TSE veta quase 1/3 da publicidade do governo no período eleitoral
Desde o início de julho, o Tribunal Superior Eleitoral (TSE) vetou nove dos 28 pedidos do governo Jair Bolsonaro já analisados para veicular campanhas institucionais, propagandas e pronunciamentos em cadeia nacional de rádio e TV sobre suas ações. Pela Lei Eleitoral, nos três meses que antecedem a eleição (período conhecido como “defeso eleitoral”), a administração federal é obrigada a submeter à Corte as peças de publicidade que pretende divulgar nos meios de comunicação, na internet, nas redes e nas ruas.

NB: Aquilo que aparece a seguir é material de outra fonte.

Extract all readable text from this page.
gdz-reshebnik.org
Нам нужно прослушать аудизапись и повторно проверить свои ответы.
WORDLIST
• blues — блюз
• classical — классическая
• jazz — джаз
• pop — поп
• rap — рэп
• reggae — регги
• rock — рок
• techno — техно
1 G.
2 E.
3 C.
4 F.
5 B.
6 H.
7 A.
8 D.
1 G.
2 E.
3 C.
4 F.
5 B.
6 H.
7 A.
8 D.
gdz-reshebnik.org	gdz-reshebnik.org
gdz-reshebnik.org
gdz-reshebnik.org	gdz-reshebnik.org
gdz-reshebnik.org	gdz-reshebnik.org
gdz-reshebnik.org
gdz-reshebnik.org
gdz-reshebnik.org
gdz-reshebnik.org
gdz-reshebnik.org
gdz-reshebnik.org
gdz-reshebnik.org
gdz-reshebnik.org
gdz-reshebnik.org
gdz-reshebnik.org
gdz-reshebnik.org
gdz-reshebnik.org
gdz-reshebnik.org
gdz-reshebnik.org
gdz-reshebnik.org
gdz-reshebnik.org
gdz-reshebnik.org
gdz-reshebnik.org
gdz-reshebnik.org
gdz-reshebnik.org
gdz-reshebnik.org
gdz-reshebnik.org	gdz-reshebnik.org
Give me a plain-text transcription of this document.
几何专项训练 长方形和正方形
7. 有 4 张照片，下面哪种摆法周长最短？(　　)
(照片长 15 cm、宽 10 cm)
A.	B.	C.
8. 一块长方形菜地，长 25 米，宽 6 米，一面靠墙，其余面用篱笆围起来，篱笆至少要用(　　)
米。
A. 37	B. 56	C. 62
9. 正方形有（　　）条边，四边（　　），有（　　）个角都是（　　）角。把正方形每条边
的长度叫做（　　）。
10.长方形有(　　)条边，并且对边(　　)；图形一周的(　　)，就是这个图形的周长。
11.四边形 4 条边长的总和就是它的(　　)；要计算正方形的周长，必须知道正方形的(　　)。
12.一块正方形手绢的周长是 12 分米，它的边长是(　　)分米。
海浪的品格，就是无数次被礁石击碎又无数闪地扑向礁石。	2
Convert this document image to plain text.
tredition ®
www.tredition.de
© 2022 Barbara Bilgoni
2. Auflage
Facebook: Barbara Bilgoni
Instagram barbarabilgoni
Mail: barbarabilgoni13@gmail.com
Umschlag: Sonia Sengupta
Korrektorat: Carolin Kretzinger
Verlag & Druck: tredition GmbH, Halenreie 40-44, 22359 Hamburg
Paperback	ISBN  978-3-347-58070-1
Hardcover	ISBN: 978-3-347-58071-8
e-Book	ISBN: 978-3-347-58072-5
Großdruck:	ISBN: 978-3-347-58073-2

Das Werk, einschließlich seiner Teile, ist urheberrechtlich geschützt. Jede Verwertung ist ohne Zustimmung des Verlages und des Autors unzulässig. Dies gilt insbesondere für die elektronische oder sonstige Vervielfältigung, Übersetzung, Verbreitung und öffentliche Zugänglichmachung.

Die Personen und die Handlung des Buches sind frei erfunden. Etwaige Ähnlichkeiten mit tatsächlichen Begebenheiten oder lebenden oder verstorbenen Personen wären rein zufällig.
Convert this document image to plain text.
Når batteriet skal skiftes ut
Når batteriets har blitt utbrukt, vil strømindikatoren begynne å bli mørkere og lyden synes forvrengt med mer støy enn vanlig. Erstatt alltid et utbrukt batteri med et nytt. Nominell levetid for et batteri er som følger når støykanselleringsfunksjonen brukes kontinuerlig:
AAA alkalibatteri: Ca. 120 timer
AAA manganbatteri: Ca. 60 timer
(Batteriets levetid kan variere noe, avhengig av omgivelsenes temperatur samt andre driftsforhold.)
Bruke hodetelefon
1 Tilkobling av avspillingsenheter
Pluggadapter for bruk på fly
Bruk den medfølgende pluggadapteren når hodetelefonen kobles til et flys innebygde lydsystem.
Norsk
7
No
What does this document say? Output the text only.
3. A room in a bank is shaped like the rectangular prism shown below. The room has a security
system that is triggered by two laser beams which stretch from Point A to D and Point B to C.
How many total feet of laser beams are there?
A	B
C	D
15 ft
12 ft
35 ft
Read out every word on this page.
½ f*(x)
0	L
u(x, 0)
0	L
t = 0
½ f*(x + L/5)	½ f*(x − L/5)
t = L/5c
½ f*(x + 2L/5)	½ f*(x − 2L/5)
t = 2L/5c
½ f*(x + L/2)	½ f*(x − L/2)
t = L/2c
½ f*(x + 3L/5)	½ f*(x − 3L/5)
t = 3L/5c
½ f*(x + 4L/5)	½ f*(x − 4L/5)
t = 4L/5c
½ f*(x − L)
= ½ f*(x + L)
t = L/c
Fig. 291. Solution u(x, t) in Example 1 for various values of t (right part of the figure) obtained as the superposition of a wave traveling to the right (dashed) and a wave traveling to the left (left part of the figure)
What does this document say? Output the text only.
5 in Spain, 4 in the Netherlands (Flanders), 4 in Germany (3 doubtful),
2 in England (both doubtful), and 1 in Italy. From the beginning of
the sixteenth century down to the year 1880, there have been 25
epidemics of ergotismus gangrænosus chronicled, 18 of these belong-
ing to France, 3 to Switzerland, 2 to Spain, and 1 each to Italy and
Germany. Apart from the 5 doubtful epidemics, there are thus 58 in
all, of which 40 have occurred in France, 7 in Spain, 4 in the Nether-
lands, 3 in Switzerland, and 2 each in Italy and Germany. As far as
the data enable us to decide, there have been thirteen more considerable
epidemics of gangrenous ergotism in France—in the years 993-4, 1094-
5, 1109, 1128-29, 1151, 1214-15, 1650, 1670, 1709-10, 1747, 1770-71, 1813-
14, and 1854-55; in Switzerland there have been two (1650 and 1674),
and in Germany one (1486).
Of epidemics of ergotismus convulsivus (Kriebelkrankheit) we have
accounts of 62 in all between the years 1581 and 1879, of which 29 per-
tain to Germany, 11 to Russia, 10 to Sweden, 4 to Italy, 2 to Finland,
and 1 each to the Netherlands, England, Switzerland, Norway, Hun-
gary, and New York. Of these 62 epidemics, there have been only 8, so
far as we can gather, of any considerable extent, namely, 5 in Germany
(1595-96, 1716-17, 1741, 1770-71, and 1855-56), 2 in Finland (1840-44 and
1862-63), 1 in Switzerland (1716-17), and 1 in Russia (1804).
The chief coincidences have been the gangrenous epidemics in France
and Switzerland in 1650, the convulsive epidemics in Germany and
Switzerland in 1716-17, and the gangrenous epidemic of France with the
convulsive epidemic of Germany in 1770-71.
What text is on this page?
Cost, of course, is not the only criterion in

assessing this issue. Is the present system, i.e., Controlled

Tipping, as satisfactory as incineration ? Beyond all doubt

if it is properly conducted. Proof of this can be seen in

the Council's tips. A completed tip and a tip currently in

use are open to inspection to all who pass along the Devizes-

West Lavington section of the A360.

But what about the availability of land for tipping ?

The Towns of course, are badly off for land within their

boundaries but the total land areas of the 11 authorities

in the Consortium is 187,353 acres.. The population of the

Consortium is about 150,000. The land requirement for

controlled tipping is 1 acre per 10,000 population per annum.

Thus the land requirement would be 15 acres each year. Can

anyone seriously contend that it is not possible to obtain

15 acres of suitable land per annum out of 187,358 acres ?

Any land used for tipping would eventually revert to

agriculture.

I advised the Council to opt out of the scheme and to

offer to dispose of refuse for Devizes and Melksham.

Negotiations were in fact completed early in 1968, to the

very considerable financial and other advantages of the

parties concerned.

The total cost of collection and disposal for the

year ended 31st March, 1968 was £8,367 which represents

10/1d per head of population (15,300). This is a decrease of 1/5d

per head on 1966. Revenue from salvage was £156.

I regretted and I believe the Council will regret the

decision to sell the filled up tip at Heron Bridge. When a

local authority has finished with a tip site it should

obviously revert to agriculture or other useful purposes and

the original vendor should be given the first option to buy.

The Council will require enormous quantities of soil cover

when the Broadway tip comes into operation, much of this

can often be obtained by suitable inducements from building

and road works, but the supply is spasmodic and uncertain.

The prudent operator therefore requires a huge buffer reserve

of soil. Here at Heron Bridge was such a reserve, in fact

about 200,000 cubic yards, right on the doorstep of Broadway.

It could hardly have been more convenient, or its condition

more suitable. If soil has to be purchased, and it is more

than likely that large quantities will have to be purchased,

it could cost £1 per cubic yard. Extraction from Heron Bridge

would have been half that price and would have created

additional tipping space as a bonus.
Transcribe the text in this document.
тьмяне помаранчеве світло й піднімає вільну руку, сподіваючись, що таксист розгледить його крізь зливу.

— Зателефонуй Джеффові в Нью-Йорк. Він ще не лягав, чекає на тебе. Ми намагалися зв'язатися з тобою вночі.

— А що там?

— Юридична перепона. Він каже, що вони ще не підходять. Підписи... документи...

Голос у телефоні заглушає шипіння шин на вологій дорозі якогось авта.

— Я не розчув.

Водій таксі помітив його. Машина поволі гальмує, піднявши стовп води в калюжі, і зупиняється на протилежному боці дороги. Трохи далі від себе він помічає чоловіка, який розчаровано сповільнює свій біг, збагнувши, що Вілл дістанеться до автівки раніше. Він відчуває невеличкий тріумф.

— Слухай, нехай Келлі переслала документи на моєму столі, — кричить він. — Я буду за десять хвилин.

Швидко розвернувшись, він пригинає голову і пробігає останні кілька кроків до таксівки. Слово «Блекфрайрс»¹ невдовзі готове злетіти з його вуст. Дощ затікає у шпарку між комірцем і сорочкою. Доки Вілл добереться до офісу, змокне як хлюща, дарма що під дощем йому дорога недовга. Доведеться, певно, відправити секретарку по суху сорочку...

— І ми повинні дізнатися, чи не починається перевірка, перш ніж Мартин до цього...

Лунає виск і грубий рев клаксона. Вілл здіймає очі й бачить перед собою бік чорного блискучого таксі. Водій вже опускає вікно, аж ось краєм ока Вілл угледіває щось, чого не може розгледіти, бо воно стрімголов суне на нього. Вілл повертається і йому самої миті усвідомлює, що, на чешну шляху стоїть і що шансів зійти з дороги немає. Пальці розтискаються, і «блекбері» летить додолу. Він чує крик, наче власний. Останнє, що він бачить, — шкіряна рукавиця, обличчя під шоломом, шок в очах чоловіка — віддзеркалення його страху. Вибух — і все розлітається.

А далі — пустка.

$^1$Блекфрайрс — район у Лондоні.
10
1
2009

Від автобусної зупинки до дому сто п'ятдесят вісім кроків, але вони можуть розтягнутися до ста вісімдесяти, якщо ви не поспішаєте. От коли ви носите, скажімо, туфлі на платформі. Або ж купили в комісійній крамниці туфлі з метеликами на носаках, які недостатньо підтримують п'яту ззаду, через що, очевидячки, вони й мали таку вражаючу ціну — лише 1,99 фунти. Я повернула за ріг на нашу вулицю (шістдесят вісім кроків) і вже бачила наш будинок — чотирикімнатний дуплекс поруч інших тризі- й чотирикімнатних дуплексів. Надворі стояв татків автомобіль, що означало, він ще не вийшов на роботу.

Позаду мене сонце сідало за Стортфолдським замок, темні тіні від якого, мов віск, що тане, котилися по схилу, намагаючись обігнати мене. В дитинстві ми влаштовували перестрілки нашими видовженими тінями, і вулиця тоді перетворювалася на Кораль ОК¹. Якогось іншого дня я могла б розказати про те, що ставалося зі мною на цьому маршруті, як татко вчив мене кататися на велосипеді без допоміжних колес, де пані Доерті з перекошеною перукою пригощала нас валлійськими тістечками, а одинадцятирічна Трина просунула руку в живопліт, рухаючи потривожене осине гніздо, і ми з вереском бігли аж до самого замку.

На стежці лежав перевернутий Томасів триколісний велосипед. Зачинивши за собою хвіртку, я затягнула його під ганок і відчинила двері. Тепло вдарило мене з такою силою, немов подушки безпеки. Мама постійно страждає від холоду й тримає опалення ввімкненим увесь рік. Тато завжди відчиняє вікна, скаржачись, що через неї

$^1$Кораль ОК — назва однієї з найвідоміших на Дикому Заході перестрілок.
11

Isso porque, nesse período, a norma proíbe aos agentes públicos anunciar atos, programas, obras, serviços e campanhas “salvo em caso de grave e urgente necessidade pública”, exceção que deve sempre ser aferida pela Justiça Eleitoral. No caso do governo federal, essa decisão cabe ao presidente do TSE. Um levantamento feito pela reportagem mostra que de 2 julho para cá, os ministros Edson Fachin e Alexandre de Moraes, que ocuparam o cargo desde então, reconheceram urgência e gravidade para autorizar 19 campanhas e rejeitar nove.
Nesse último grupo, há quatro pedidos do governo para
autorizar o ministro da Saúde, Marcelo Queiroga, a realizar pronunciamentos no
horário nobre, em todos os canais de TV e emissoras de rádio, para incentivar a
população a se vacinar contra a poliomielite, a rubéola, o sarampo, a febre
amarela e a varíola dos macacos.
Há ainda um pedido rejeitado para veiculação de campanha de vacinação contra a raiva animal; duas campanhas vetadas para convocação de formandos na área de saúde para o serviço militar obrigatório; outras duas campanhas ligadas ao Dia Nacional do Consumo e outra de alerta à população sobre cuidados em áreas de dutos da Transpetro.
Vetos a pronunciamentos sobre a vacinação
No primeiro pedido por pronunciamentos a favor da vacinação, a Secretaria de Comunicação (Secom) apontou utilidade pública, no sentido de “reduzir o risco de reintrodução do poliovírus e garantir proteção contra diversas doenças imunopreveníveis”. Inicialmente, o governo pedia que o pronunciamento fosse realizado no dia 5 de agosto, Dia Nacional da Saúde.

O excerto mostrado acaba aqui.